Chaff: The unwanted debris surrounding seed before it is clean, often dry parts of the plant (e.g., pods, flowers and bits of stem).
Crossing or Cross-pollination: The transfer of pollen from one plant to another.
F1: The generation coming after a controlled cross-pollination. All hybrid varieties are F1. Literally stands for “First filial” generation (from the Latin filius, or son).
Germination: Start of plant growth within a seed, typically confirmed by the emergence of a root.
Genetically Modified Organism (GMO): Organisms containing genes from unrelated species that were artificially inserted by genetic engineering (GE) techniques.
Heirloom: An open-pollinated variety that has been cultivated for generations (generally families) prior to 1945.
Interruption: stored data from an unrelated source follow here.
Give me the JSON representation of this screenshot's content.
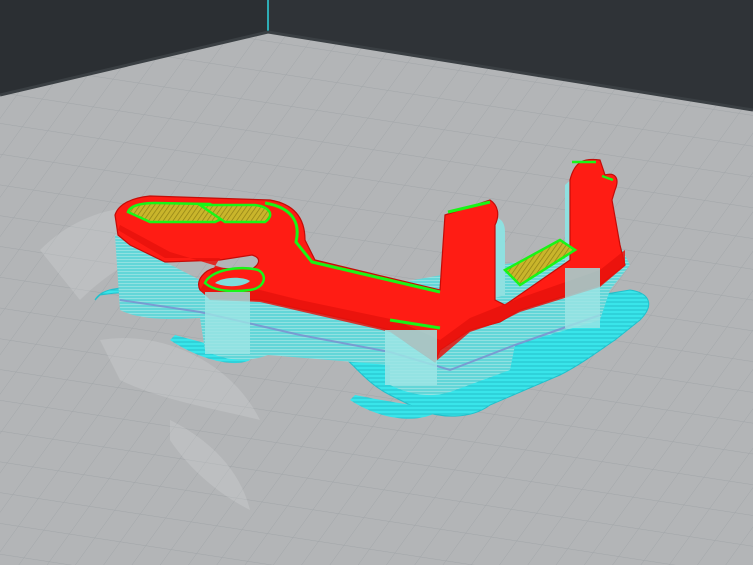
{
  "viewport": {
    "view": "layer-preview",
    "background_color": "#24282b",
    "build_plate_color": "#b4b6b8",
    "grid_line_color": "#9fa3a6",
    "plate_edge_color": "#2fd6e0"
  },
  "model": {
    "colors": {
      "outer_wall": "#ff1a14",
      "inner_wall": "#19f516",
      "top_bottom_skin": "#c8b22a",
      "support": "#59d9dc",
      "support_light": "#9ae6e6",
      "brim": "#3fe8ec",
      "support_interface": "#7a8ccf"
    }
  }
}
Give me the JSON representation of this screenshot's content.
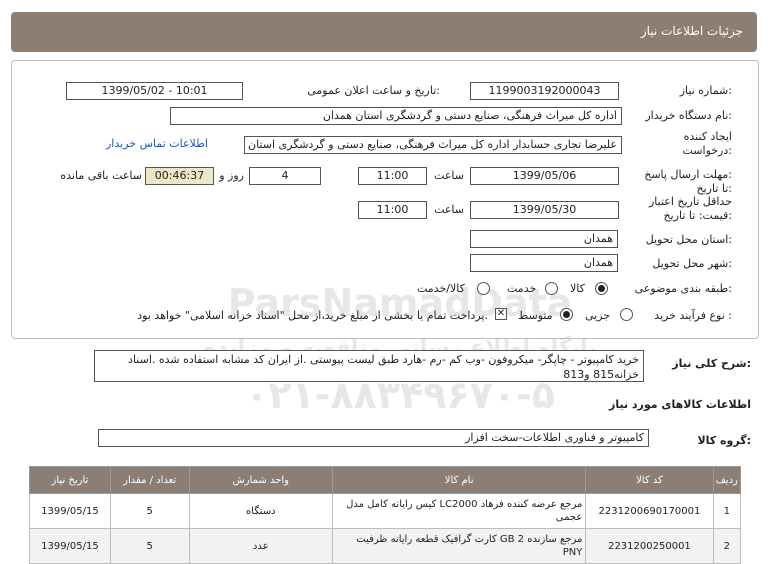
{
  "header": {
    "title": "جزئیات اطلاعات نیاز"
  },
  "form": {
    "need_number_label": "شماره نیاز:",
    "need_number": "1199003192000043",
    "announce_label": "تاریخ و ساعت اعلان عمومی:",
    "announce_value": "1399/05/02 - 10:01",
    "buyer_org_label": "نام دستگاه خریدار:",
    "buyer_org": "اداره کل میراث فرهنگی، صنایع دستی و گردشگری استان همدان",
    "creator_label_1": "ایجاد کننده",
    "creator_label_2": "درخواست:",
    "creator": "علیرضا تجاری حسابدار اداره کل میراث فرهنگی، صنایع دستی و گردشگری استان",
    "contact_link": "اطلاعات تماس خریدار",
    "send_deadline_label_1": "مهلت ارسال پاسخ:",
    "send_deadline_label_2": "تا تاریخ:",
    "send_date": "1399/05/06",
    "time_label": "ساعت",
    "send_time": "11:00",
    "days_value": "4",
    "days_label": "روز و",
    "remaining_time": "00:46:37",
    "remaining_label": "ساعت باقی مانده",
    "validity_label_1": "حداقل تاریخ اعتبار",
    "validity_label_2": "قیمت: تا تاریخ:",
    "validity_date": "1399/05/30",
    "validity_time": "11:00",
    "province_label": "استان محل تحویل:",
    "province": "همدان",
    "city_label": "شهر محل تحویل:",
    "city": "همدان",
    "category_label": "طبقه بندی موضوعی:",
    "category_options": [
      "کالا",
      "خدمت",
      "کالا/خدمت"
    ],
    "purchase_label": "نوع فرآیند خرید :",
    "purchase_options": [
      "جزیی",
      "متوسط"
    ],
    "payment_note": "پرداخت تمام یا بخشی از مبلغ خرید،از محل \"اسناد خزانه اسلامی\" خواهد بود."
  },
  "description": {
    "label": "شرح کلی نیاز:",
    "text": "خرید کامپیوتر - چاپگر- میکروفون -وب کم -رم -هارد طبق لیست پیوستی .از ایران کد مشابه استفاده شده .اسناد خزانه815 و813"
  },
  "goods_info_title": "اطلاعات کالاهای مورد نیاز",
  "goods_group_label": "گروه کالا:",
  "goods_group": "کامپیوتر و فناوری اطلاعات-سخت افزار",
  "watermark": {
    "line1": "ParsNamadData",
    "line2": "پایگاه اطلاع رسانی مناقصه و مزایده",
    "line3": "۰۲۱-۸۸۳۴۹۶۷۰-۵"
  },
  "table": {
    "headers": [
      "ردیف",
      "کد کالا",
      "نام کالا",
      "واحد شمارش",
      "تعداد / مقدار",
      "تاریخ نیاز"
    ],
    "rows": [
      {
        "idx": "1",
        "code": "2231200690170001",
        "name": "کیس رایانه کامل مدل LC2000 مرجع عرضه کننده فرهاد عجمی",
        "unit": "دستگاه",
        "qty": "5",
        "date": "1399/05/15"
      },
      {
        "idx": "2",
        "code": "2231200250001",
        "name": "کارت گرافیک قطعه رایانه ظرفیت GB 2 مرجع سازنده PNY",
        "unit": "عدد",
        "qty": "5",
        "date": "1399/05/15"
      }
    ]
  }
}
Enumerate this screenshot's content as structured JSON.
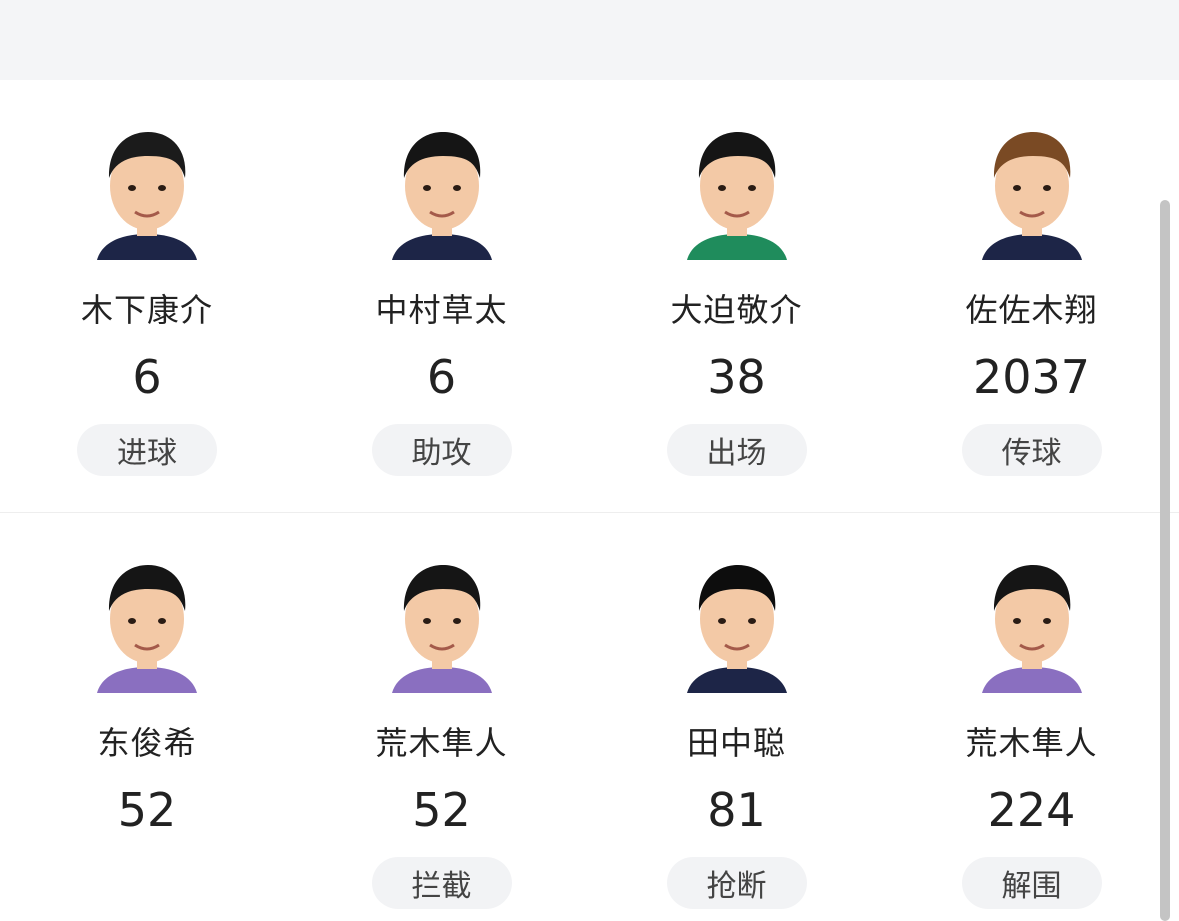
{
  "players": [
    {
      "name": "木下康介",
      "value": "6",
      "stat": "进球",
      "jersey": "#1d2547",
      "hair": "#1b1b1b"
    },
    {
      "name": "中村草太",
      "value": "6",
      "stat": "助攻",
      "jersey": "#1d2547",
      "hair": "#151515"
    },
    {
      "name": "大迫敬介",
      "value": "38",
      "stat": "出场",
      "jersey": "#1f8c5c",
      "hair": "#151515"
    },
    {
      "name": "佐佐木翔",
      "value": "2037",
      "stat": "传球",
      "jersey": "#1d2547",
      "hair": "#7a4a24"
    },
    {
      "name": "东俊希",
      "value": "52",
      "stat": "",
      "jersey": "#8a6fc0",
      "hair": "#151515"
    },
    {
      "name": "荒木隼人",
      "value": "52",
      "stat": "拦截",
      "jersey": "#8a6fc0",
      "hair": "#151515"
    },
    {
      "name": "田中聪",
      "value": "81",
      "stat": "抢断",
      "jersey": "#1d2547",
      "hair": "#0d0d0d"
    },
    {
      "name": "荒木隼人",
      "value": "224",
      "stat": "解围",
      "jersey": "#8a6fc0",
      "hair": "#151515"
    }
  ],
  "colors": {
    "top_band": "#f4f5f7",
    "pill_bg": "#f2f3f5",
    "skin": "#f3c9a6"
  }
}
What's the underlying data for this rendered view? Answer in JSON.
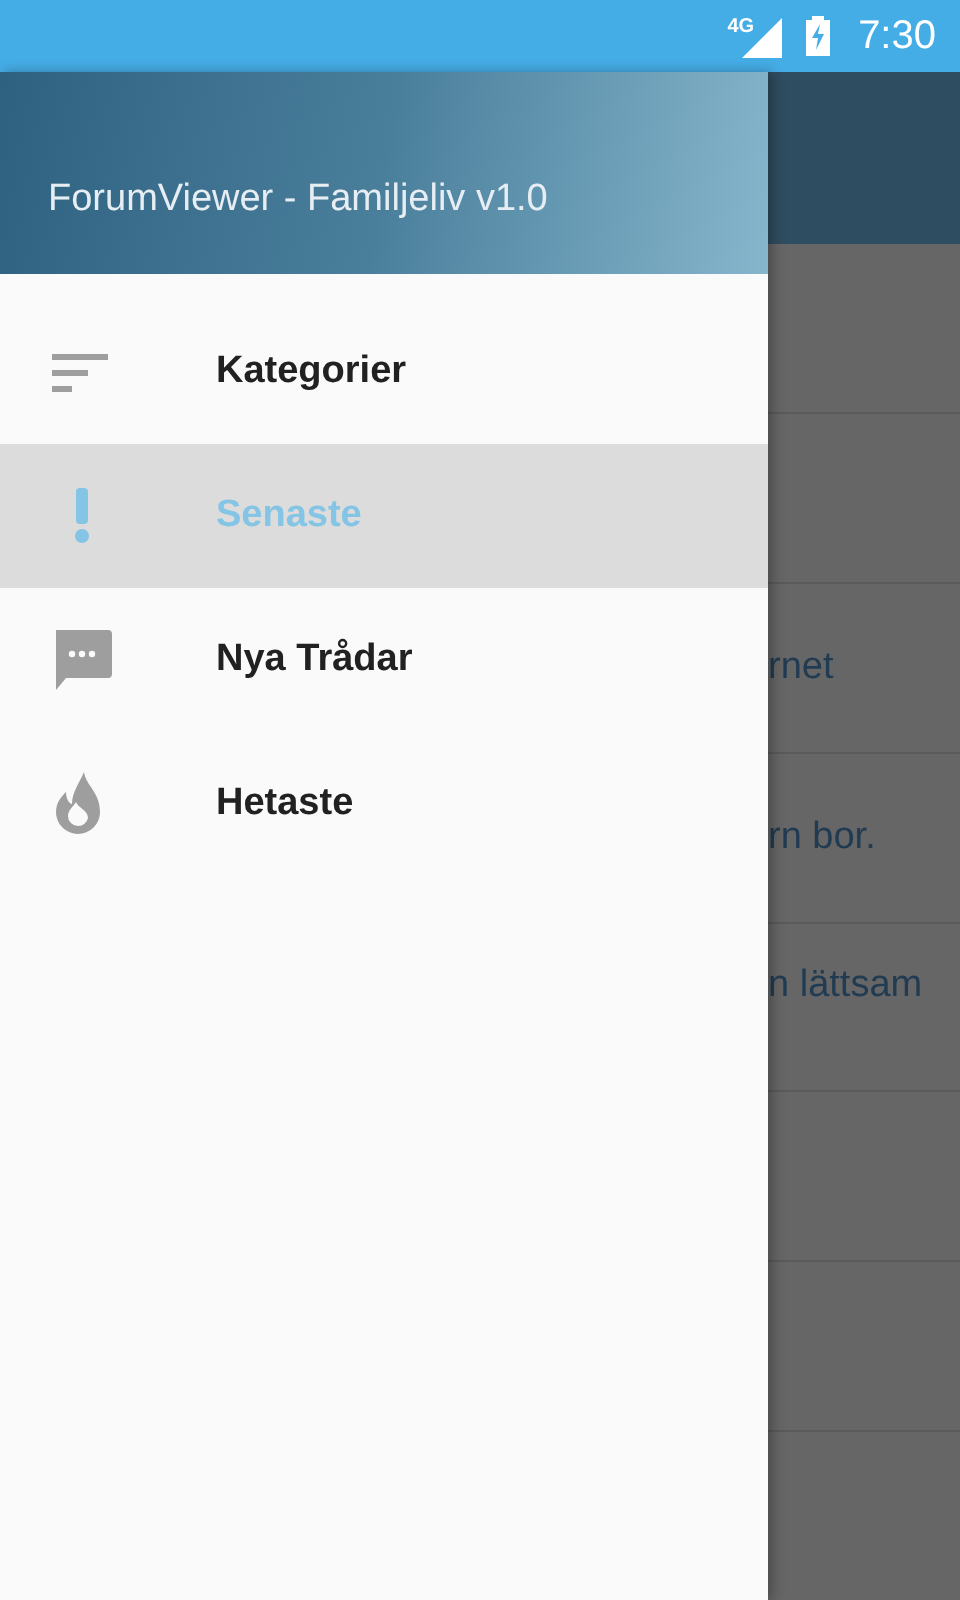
{
  "status_bar": {
    "network": "4G",
    "time": "7:30"
  },
  "drawer": {
    "title": "ForumViewer - Familjeliv v1.0",
    "items": [
      {
        "label": "Kategorier",
        "selected": false
      },
      {
        "label": "Senaste",
        "selected": true
      },
      {
        "label": "Nya Trådar",
        "selected": false
      },
      {
        "label": "Hetaste",
        "selected": false
      }
    ]
  },
  "background_list": {
    "rows": [
      {
        "kind": "blank"
      },
      {
        "kind": "blank"
      },
      {
        "kind": "text",
        "text": "rnet"
      },
      {
        "kind": "text",
        "text": "rn bor."
      },
      {
        "kind": "text",
        "text": "n lättsam"
      },
      {
        "kind": "blank"
      },
      {
        "kind": "blank"
      },
      {
        "kind": "blank"
      }
    ]
  }
}
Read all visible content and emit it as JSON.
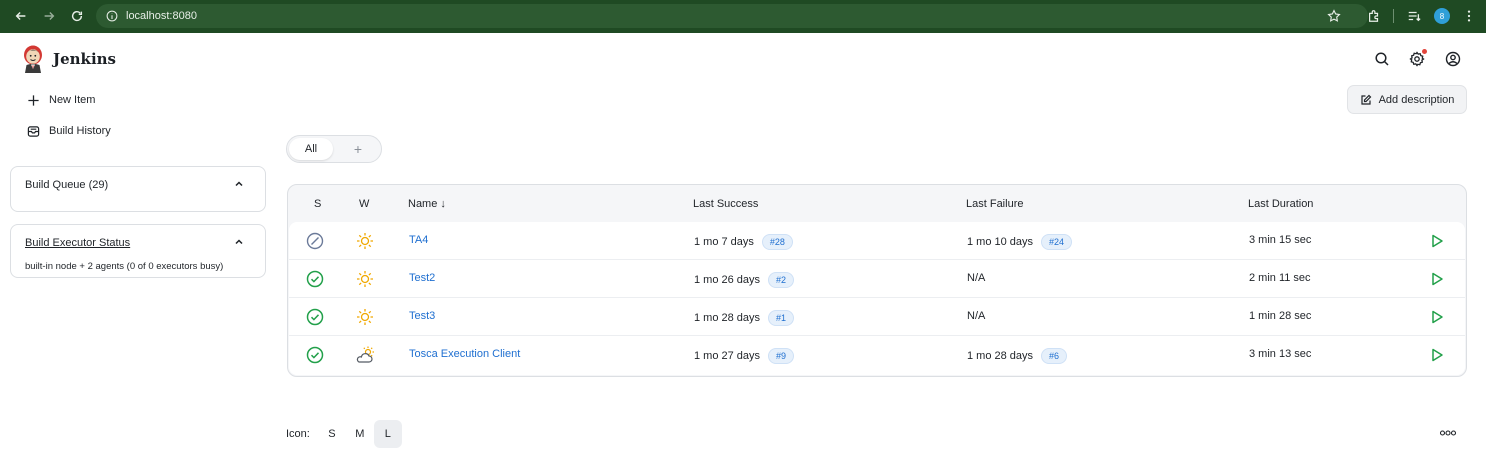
{
  "browser": {
    "url": "localhost:8080",
    "profile_initial": "8",
    "accent_color": "#1f4a23"
  },
  "header": {
    "brand": "Jenkins",
    "icons": [
      "search-icon",
      "gear-icon",
      "user-icon"
    ]
  },
  "sidebar": {
    "tasks": [
      {
        "label": "New Item",
        "icon": "plus-icon"
      },
      {
        "label": "Build History",
        "icon": "inbox-icon"
      }
    ],
    "build_queue": {
      "title": "Build Queue (29)"
    },
    "executor_status": {
      "title": "Build Executor Status",
      "subtitle": "built-in node + 2 agents (0 of 0 executors busy)"
    }
  },
  "main": {
    "add_description": "Add description",
    "tabs": [
      {
        "label": "All"
      },
      {
        "label": "+"
      }
    ],
    "table": {
      "headers": {
        "s": "S",
        "w": "W",
        "name": "Name ↓",
        "last_success": "Last Success",
        "last_failure": "Last Failure",
        "last_duration": "Last Duration"
      },
      "rows": [
        {
          "status": "disabled",
          "weather": "sunny",
          "name": "TA4",
          "last_success": "1 mo 7 days",
          "success_build": "#28",
          "last_failure": "1 mo 10 days",
          "failure_build": "#24",
          "duration": "3 min 15 sec"
        },
        {
          "status": "success",
          "weather": "sunny",
          "name": "Test2",
          "last_success": "1 mo 26 days",
          "success_build": "#2",
          "last_failure": "N/A",
          "failure_build": "",
          "duration": "2 min 11 sec"
        },
        {
          "status": "success",
          "weather": "sunny",
          "name": "Test3",
          "last_success": "1 mo 28 days",
          "success_build": "#1",
          "last_failure": "N/A",
          "failure_build": "",
          "duration": "1 min 28 sec"
        },
        {
          "status": "success",
          "weather": "partly-cloudy",
          "name": "Tosca Execution Client",
          "last_success": "1 mo 27 days",
          "success_build": "#9",
          "last_failure": "1 mo 28 days",
          "failure_build": "#6",
          "duration": "3 min 13 sec"
        }
      ]
    },
    "icon_size": {
      "label": "Icon:",
      "options": [
        "S",
        "M",
        "L"
      ],
      "selected": "L"
    }
  },
  "colors": {
    "success": "#22a04a",
    "link": "#1f6fd0",
    "sun": "#f0a800"
  }
}
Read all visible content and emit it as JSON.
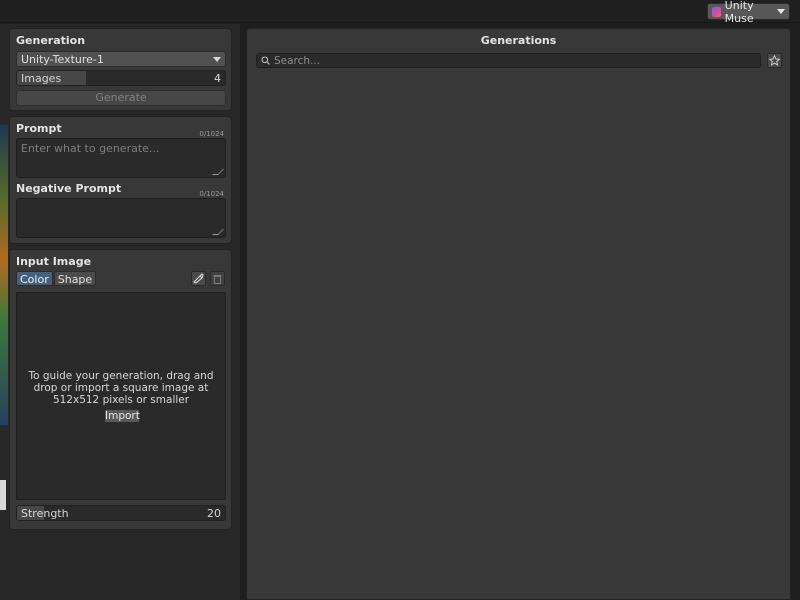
{
  "topbar": {
    "account_label": "Unity Muse"
  },
  "generation": {
    "title": "Generation",
    "model": "Unity-Texture-1",
    "images_label": "Images",
    "images_value": "4",
    "images_fraction": 0.33,
    "generate_label": "Generate"
  },
  "prompt": {
    "title": "Prompt",
    "counter": "0/1024",
    "placeholder": "Enter what to generate...",
    "negative_title": "Negative Prompt",
    "negative_counter": "0/1024"
  },
  "input_image": {
    "title": "Input Image",
    "tabs": [
      "Color",
      "Shape"
    ],
    "active_tab": "Color",
    "drop_text": "To guide your generation, drag and drop or import a square image at 512x512 pixels or smaller",
    "import_label": "Import",
    "strength_label": "Strength",
    "strength_value": "20",
    "strength_fraction": 0.13
  },
  "generations": {
    "title": "Generations",
    "search_placeholder": "Search..."
  },
  "colors": {
    "active_tab": "#46607c",
    "panel": "#383838",
    "field": "#2a2a2a"
  }
}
Hybrid (F1) Variety: A variety created by the crossing of two different inbred lines. Seeds saved from hybrids are not sterile but will not breed true.
Isolation: Separation of a variety of plant from another to prevent crossing and ensure genetic purity.
Open-Pollinated Variety: Any population of plant that breeds true when randomly mated within its own variety. Like begets like, though always with some minor variation.
Pollen: Dustlike, the part of a flower that contains the male gamete and fertilizes the ovary.
Roguing: To remove plants that do not fit the description of the variety or exhibit otherwise unwanted traits.
Self-Pollination: When pollen produced by a plant lands on (and may fertilize) the same plant.
Trait: A quality such as color, size, growth habit, pest resistance and flavor that is expressed by a plant.